Kiews Abgeordneter warnt: Rechte Kräfte in Polen könnten Beziehungen zu Ukraine gefährden.
Sorge vor rechtem Einfluss auf die polnische Politik
Nach Angaben von Espreso.tv: Der ukrainische Parlamentarier Mykola Knjaschyzkyj hat in einem Interview seine Besorgnis über den wachsenden Einfluss rechtsextremer politischer Gruppen in Polen geäußert. Laut ihm könnte deren antiukrainische Rhetorik im Vorfeld der polnischen Parlamentswahlen die Beziehungen zwischen Kiew und Warschau belasten. Diese Eskalation der Spannungen, so der Abgeordnete, spiele letztlich nur Russland in die Hände. Er betonte, dass Moskau sowohl militärische als auch informationelle Methoden der Einflussnahme kombiniere, was im Wahlkampf zu gezielten Provokationen führen könne.

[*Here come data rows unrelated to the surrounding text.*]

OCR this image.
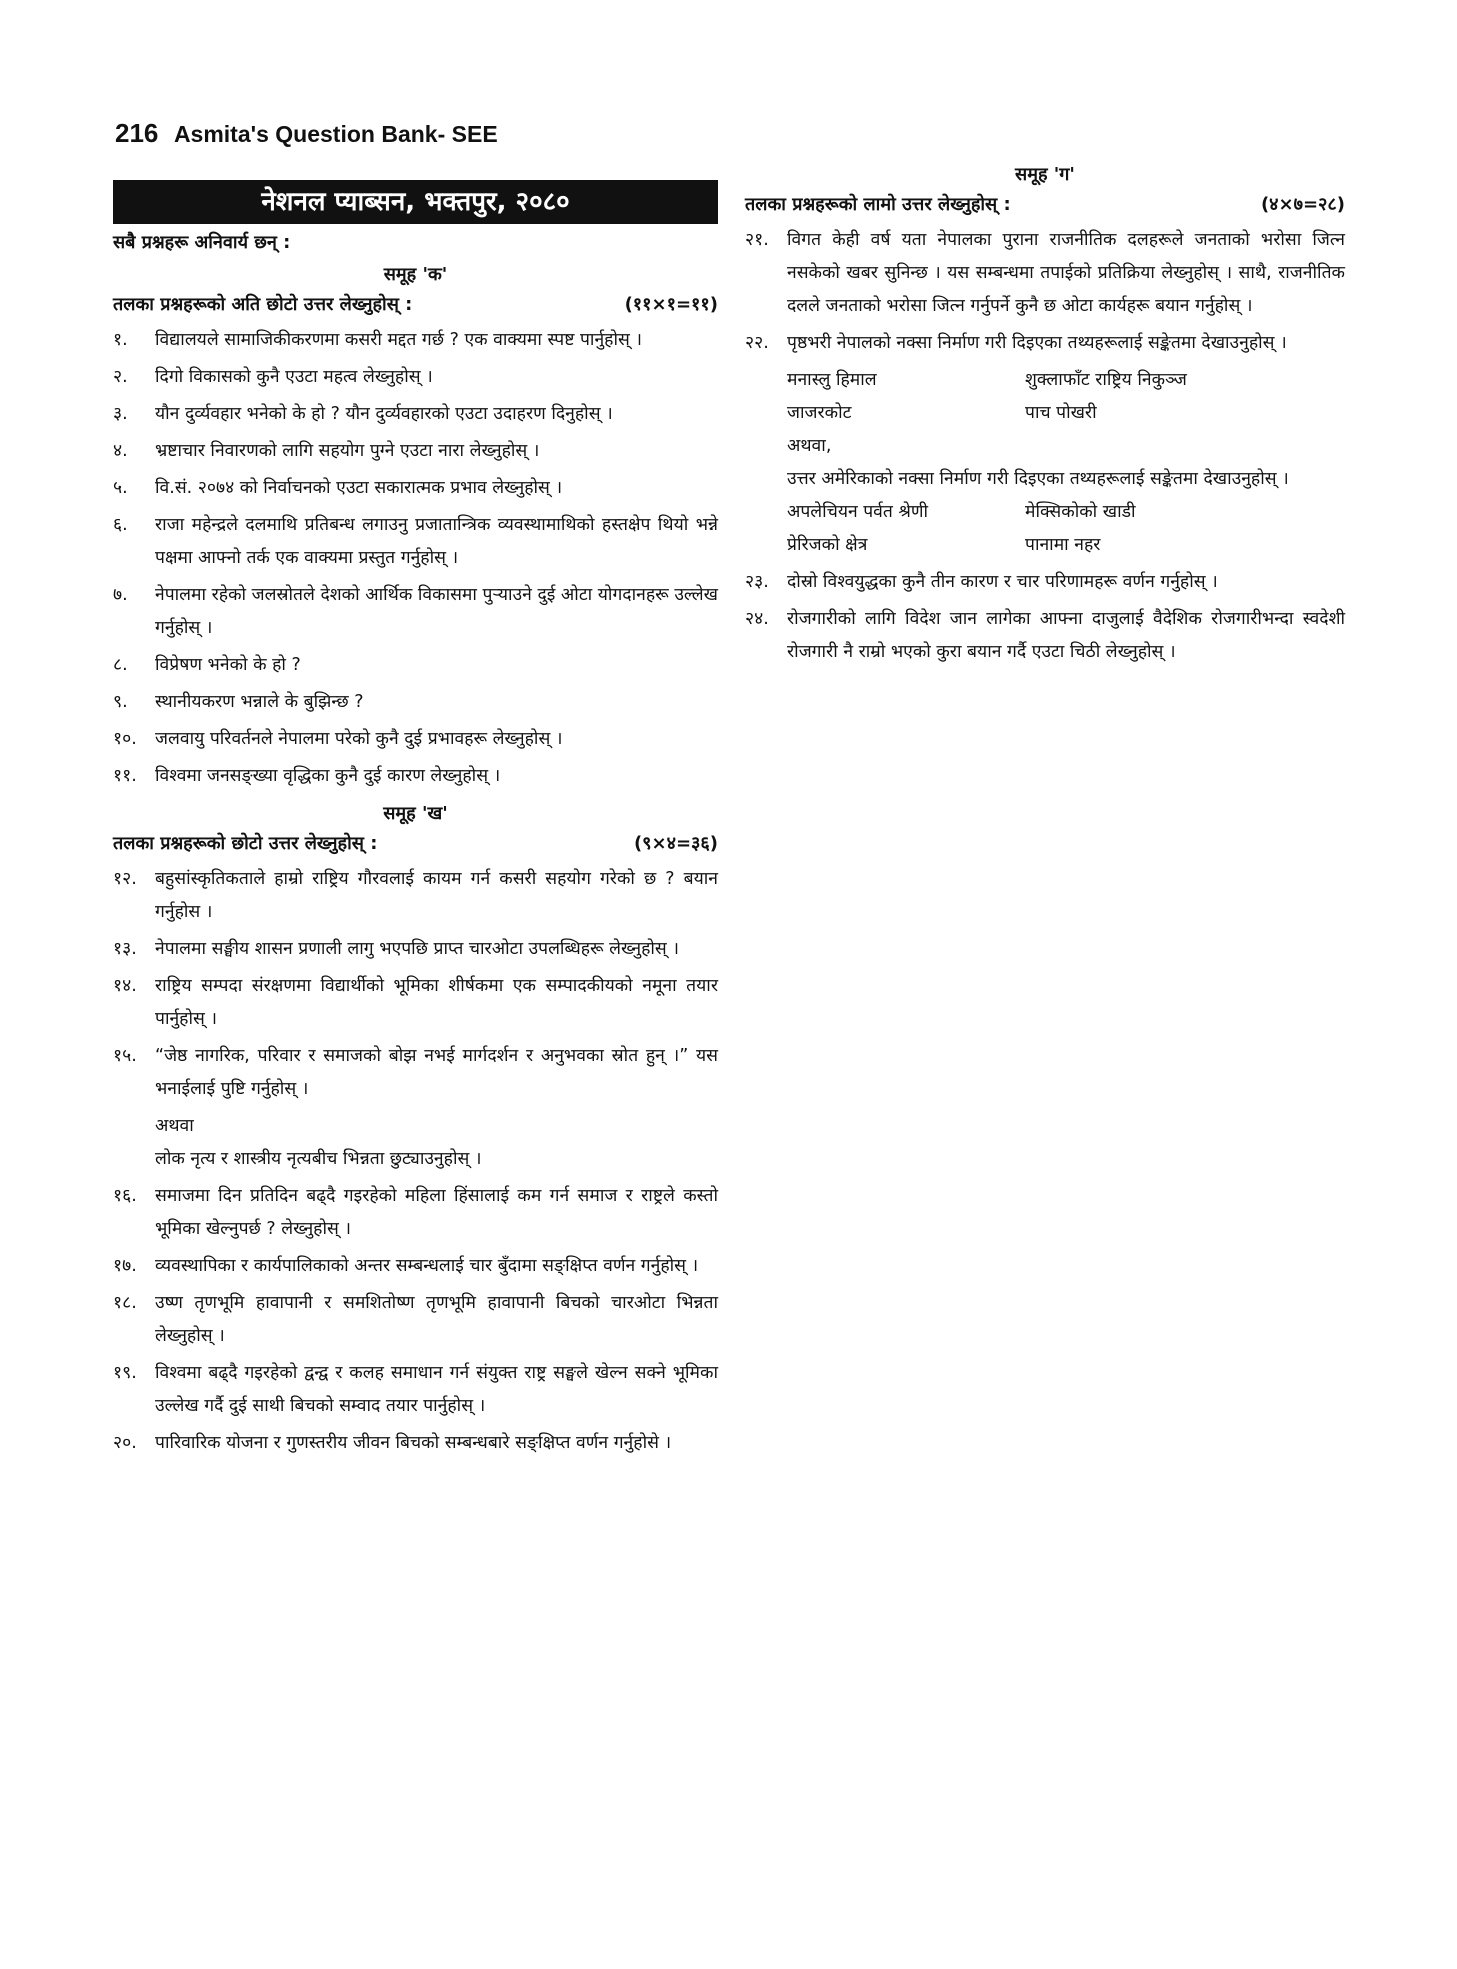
216 Asmita's Question Bank- SEE
नेशनल प्याब्सन, भक्तपुर, २०८०
सबै प्रश्नहरू अनिवार्य छन् :
समूह 'क'
तलका प्रश्नहरूको अति छोटो उत्तर लेख्नुहोस् :	(११×१=११)
१.	विद्यालयले सामाजिकीकरणमा कसरी मद्दत गर्छ ? एक वाक्यमा स्पष्ट पार्नुहोस् ।
२.	दिगो विकासको कुनै एउटा महत्व लेख्नुहोस् ।
३.	यौन दुर्व्यवहार भनेको के हो ? यौन दुर्व्यवहारको एउटा उदाहरण दिनुहोस् ।
४.	भ्रष्टाचार निवारणको लागि सहयोग पुग्ने एउटा नारा लेख्नुहोस् ।
५.	वि.सं. २०७४ को निर्वाचनको एउटा सकारात्मक प्रभाव लेख्नुहोस् ।
६.	राजा महेन्द्रले दलमाथि प्रतिबन्ध लगाउनु प्रजातान्त्रिक व्यवस्थामाथिको हस्तक्षेप थियो भन्ने पक्षमा आफ्नो तर्क एक वाक्यमा प्रस्तुत गर्नुहोस् ।
७.	नेपालमा रहेको जलस्रोतले देशको आर्थिक विकासमा पुऱ्याउने दुई ओटा योगदानहरू उल्लेख गर्नुहोस् ।
८.	विप्रेषण भनेको के हो ?
९.	स्थानीयकरण भन्नाले के बुझिन्छ ?
१०.	जलवायु परिवर्तनले नेपालमा परेको कुनै दुई प्रभावहरू लेख्नुहोस् ।
११.	विश्वमा जनसङ्ख्या वृद्धिका कुनै दुई कारण लेख्नुहोस् ।
समूह 'ख'
तलका प्रश्नहरूको छोटो उत्तर लेख्नुहोस् :	(९×४=३६)
१२.	बहुसांस्कृतिकताले हाम्रो राष्ट्रिय गौरवलाई कायम गर्न कसरी सहयोग गरेको छ ? बयान गर्नुहोस ।
१३.	नेपालमा सङ्घीय शासन प्रणाली लागु भएपछि प्राप्त चारओटा उपलब्धिहरू लेख्नुहोस् ।
१४.	राष्ट्रिय सम्पदा संरक्षणमा विद्यार्थीको भूमिका शीर्षकमा एक सम्पादकीयको नमूना तयार पार्नुहोस् ।
१५.	“जेष्ठ नागरिक, परिवार र समाजको बोझ नभई मार्गदर्शन र अनुभवका स्रोत हुन् ।” यस भनाईलाई पुष्टि गर्नुहोस् ।
अथवा
लोक नृत्य र शास्त्रीय नृत्यबीच भिन्नता छुट्याउनुहोस् ।
१६.	समाजमा दिन प्रतिदिन बढ्दै गइरहेको महिला हिंसालाई कम गर्न समाज र राष्ट्रले कस्तो भूमिका खेल्नुपर्छ ? लेख्नुहोस् ।
१७.	व्यवस्थापिका र कार्यपालिकाको अन्तर सम्बन्धलाई चार बुँदामा सङ्क्षिप्त वर्णन गर्नुहोस् ।
१८.	उष्ण तृणभूमि हावापानी र समशितोष्ण तृणभूमि हावापानी बिचको चारओटा भिन्नता लेख्नुहोस् ।
१९.	विश्वमा बढ्दै गइरहेको द्वन्द्व र कलह समाधान गर्न संयुक्त राष्ट्र सङ्घले खेल्न सक्ने भूमिका उल्लेख गर्दै दुई साथी बिचको सम्वाद तयार पार्नुहोस् ।
२०.	पारिवारिक योजना र गुणस्तरीय जीवन बिचको सम्बन्धबारे सङ्क्षिप्त वर्णन गर्नुहोसे ।
समूह 'ग'
तलका प्रश्नहरूको लामो उत्तर लेख्नुहोस् :	(४×७=२८)
२१.	विगत केही वर्ष यता नेपालका पुराना राजनीतिक दलहरूले जनताको भरोसा जित्न नसकेको खबर सुनिन्छ । यस सम्बन्धमा तपाईको प्रतिक्रिया लेख्नुहोस् । साथै, राजनीतिक दलले जनताको भरोसा जित्न गर्नुपर्ने कुनै छ ओटा कार्यहरू बयान गर्नुहोस् ।
२२.	पृष्ठभरी नेपालको नक्सा निर्माण गरी दिइएका तथ्यहरूलाई सङ्केतमा देखाउनुहोस् ।
मनास्लु हिमाल	शुक्लाफाँट राष्ट्रिय निकुञ्ज
जाजरकोट	पाच पोखरी
अथवा,
उत्तर अमेरिकाको नक्सा निर्माण गरी दिइएका तथ्यहरूलाई सङ्केतमा देखाउनुहोस् ।
अपलेचियन पर्वत श्रेणी	मेक्सिकोको खाडी
प्रेरिजको क्षेत्र	पानामा नहर
२३.	दोस्रो विश्वयुद्धका कुनै तीन कारण र चार परिणामहरू वर्णन गर्नुहोस् ।
२४.	रोजगारीको लागि विदेश जान लागेका आफ्ना दाजुलाई वैदेशिक रोजगारीभन्दा स्वदेशी रोजगारी नै राम्रो भएको कुरा बयान गर्दै एउटा चिठी लेख्नुहोस् ।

Knjaschyzkyj wies darauf hin, dass rechtspopulistische Politiker vermehrt dazu aufrufen könnten, die Militärhilfe für die Ukraine zu reduzieren. Dies wiederum könnte die Unterstützung für ukrainische Anliegen in der polnischen Gesellschaft schmälern.
'Eine Verschärfung der Konflikte zwischen Kiew und Warschau nützt in erster Linie Russland', betonte Mykola Knjaschyzkyj.
Seiner Einschätzung nach gehe es dabei nicht um die Besetzung dieser Länder, sondern darum, die gesellschaftliche Unterstützung für die Ukraine zu untergraben.
Die Bedeutung der ukrainisch-polnischen Zusammenarbeit
Der Volksdeputierte unterstrich zudem, wie wichtig es sei, die enge Kooperation zwischen der Ukraine und der polnischen Regierung, demokratischen Kräften sowie der Zivilgesellschaft aufrechtzuerhalten. Er erinnerte daran, dass Polen zu den ersten Ländern gehörte, die der Ukraine nach dem Beginn der groß angelegten Invasion zur Hilfe kamen – ein Beleg für die Tragweite dieser Partnerschaft.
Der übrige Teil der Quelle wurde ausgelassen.